Bangsa ini harus segera diluruskan dari kesesatannya dijalan lurus. Kita telah tersesat di jalan lurus dan ini tidak bisa kita biarkan. Presiden sebagai pemangku kekuasaan tertinggi harus segera mengakhiri politik gebuk menggebuk menggunakan Pancasila kepada pihak yang justru Pancasilais.
“Mari kita selamatkan bangsa yang kita cintai ini dari kesesatan arah sebelum justru terjadi Perang Saudara karena Pancasila dibajak dan disalahgunakan oleh kekuasaan,” tutup aktivis Bela Tanah Air itu.
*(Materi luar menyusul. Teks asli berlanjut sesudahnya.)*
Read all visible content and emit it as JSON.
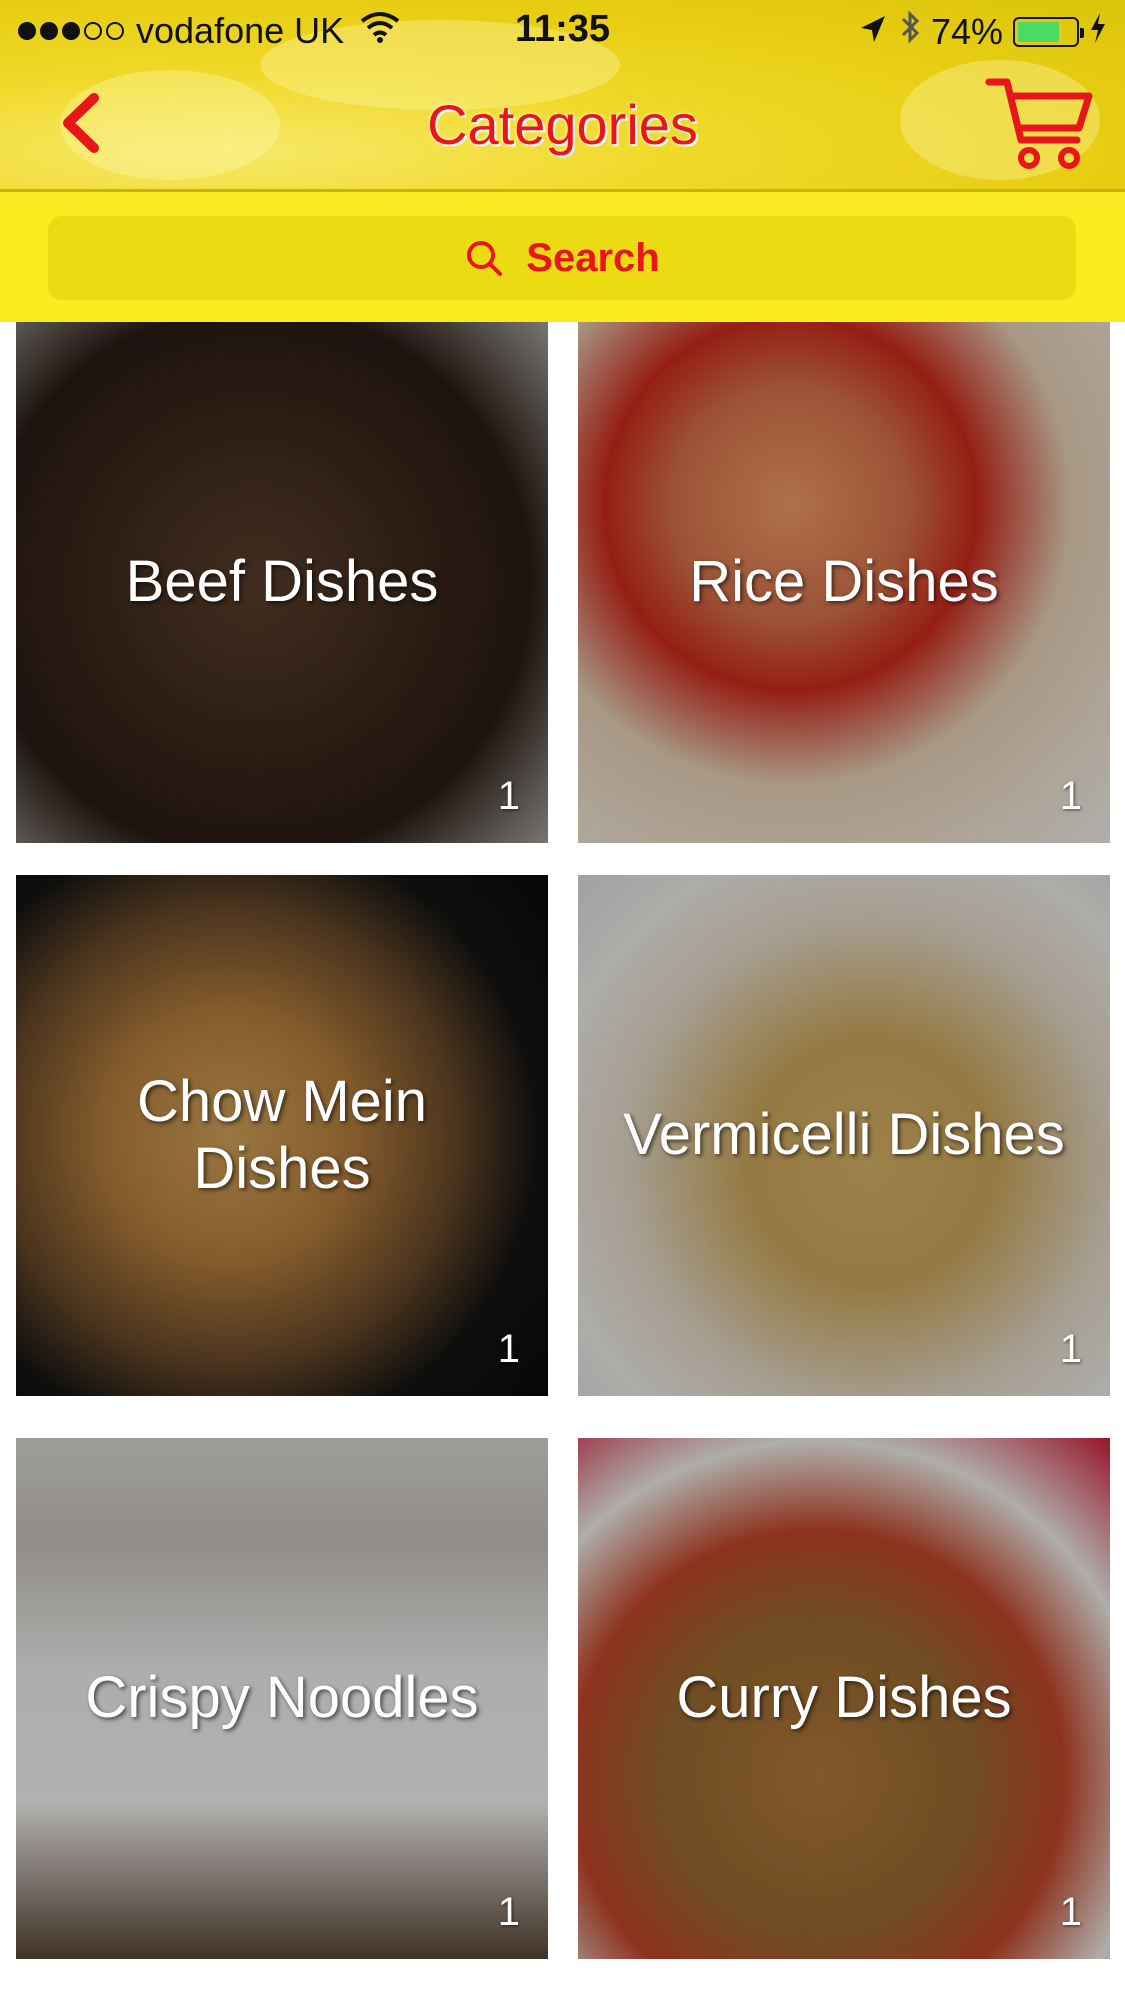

Apa yang Ferdinand pertunjukkan dalam akrobat pemikirannya, hanya salah satu contoh saja dari sekian banyak peristiwa yang mengaduk-aduk pikiran dan mengacaukan isi perut. Peristiwa itu, tidak keliru bila disebut sebagai efek domino dari kegentingan kepentingan yang bergulir di meja-meja berkilau kekuasaan. Ya, di meja para pemangku kepentingan.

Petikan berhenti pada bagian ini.